Non tutto potrebbe però filare così liscio per i pentastellati. I sondaggi infatti dicono che, con Fico candidato, il campo largo sarebbe sconfitto. E allora ecco il terzo papabile, più gradito dai dem ma che sarebbe accettato in casa grillina, il sindaco di Napoli, Gaetano Manfredi, che libererebbe il Comune per l’ex presidente della Camera. La guida dell’Anci, che il primo cittadino in carica ha assunto di recente, parrebbe però allontanare l’ipotesi. Piuttosto però che tornare su Fico, che verrebbe comunque risarcito con Piazza Municipio, il Pd proverebbe a puntare su qualcun altro, magari un candidato civico, un nome comunque già individuato, tenuto rigorosamente coperto per non bruciarlo.

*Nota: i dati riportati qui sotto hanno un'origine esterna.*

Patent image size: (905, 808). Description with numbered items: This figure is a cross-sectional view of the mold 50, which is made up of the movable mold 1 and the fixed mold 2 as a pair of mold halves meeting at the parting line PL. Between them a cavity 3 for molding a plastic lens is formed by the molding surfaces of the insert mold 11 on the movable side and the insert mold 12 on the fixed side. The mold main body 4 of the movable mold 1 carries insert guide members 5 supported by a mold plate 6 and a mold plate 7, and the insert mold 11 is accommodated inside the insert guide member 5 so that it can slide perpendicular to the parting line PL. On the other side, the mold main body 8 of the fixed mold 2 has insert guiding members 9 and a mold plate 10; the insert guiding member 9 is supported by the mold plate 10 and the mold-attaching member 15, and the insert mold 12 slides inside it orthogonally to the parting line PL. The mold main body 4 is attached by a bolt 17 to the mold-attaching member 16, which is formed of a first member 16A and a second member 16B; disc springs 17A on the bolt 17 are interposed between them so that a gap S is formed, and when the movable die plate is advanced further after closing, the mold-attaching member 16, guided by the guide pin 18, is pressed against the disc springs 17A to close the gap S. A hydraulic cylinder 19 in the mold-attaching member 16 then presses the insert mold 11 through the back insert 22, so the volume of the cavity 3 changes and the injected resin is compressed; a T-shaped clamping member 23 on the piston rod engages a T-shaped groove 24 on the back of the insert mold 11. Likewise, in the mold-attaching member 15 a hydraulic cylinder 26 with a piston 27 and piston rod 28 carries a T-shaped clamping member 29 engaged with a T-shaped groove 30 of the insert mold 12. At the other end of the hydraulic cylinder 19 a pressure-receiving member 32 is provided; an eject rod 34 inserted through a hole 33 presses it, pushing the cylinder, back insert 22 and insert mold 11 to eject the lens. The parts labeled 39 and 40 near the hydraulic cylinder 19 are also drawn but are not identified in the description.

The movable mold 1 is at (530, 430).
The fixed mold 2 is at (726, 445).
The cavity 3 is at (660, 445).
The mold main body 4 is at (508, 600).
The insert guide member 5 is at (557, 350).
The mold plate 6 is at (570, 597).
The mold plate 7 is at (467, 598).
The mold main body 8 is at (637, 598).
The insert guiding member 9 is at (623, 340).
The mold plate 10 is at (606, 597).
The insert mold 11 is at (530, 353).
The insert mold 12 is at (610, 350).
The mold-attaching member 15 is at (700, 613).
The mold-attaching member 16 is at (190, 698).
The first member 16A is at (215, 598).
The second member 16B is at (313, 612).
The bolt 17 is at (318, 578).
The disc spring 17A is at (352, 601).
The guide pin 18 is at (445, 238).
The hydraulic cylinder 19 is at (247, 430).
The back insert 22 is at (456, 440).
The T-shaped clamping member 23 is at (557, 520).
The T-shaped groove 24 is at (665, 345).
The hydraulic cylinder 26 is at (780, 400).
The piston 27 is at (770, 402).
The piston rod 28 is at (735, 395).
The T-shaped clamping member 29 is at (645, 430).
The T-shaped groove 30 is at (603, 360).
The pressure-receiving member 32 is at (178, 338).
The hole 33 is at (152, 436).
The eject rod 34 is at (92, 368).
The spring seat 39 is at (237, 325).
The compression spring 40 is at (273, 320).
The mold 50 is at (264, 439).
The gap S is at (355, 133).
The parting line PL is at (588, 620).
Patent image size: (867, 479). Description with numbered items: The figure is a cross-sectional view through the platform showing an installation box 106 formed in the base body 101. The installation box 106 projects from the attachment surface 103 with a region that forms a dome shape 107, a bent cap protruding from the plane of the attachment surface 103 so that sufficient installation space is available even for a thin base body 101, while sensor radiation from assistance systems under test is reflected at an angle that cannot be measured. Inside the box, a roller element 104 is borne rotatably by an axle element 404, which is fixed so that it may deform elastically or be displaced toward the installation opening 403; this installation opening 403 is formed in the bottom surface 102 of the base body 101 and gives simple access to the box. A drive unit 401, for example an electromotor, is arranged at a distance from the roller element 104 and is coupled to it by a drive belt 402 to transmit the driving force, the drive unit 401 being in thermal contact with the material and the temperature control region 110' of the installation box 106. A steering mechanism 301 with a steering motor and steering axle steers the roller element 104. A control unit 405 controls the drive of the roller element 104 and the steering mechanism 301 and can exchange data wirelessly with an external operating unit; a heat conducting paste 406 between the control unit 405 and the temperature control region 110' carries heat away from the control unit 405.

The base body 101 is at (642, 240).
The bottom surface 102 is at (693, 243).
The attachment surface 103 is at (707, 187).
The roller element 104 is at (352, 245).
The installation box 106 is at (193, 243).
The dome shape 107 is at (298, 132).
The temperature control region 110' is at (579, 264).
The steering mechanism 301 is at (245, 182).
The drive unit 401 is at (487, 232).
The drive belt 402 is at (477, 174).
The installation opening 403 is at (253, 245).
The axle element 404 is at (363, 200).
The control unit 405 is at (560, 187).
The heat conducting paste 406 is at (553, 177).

Quanto al centrodestra, sta alla finestra, in attesa di capire se davvero la sinistra si dividerà; perché se De Luca non rompe, per Fdi e alleati non c’è partita. Il nome vincente c’era, ed era quello di Gennaro Sangiuliano, idolo di casa e la cui popolarità in Campania non è stata intaccata dalla vicenda che ne ha comportato le dimissioni da ministro della Cultura. Però la strada non è più percorribile, è passato troppo poco tempo. È pronto l’europarlamentare Fulvio Martusciello, ma è di Forza Italia, che già governa in cinque Regioni, quattro delle quali meridionali, e complicherebbe gli equilibri tra i partiti della maggioranza. Fdi ha pronto l’onorevole Edmondo Cirielli, viceministro agli Affari Esteri, già presidente della Provincia di Salerno e padre dell’omonima controversa legge in materia di diritto penale, che il suo autore sconfessò dopo che venne modificata. Ma è una candidatura da spendere solo in caso di concrete possibilità di vittoria.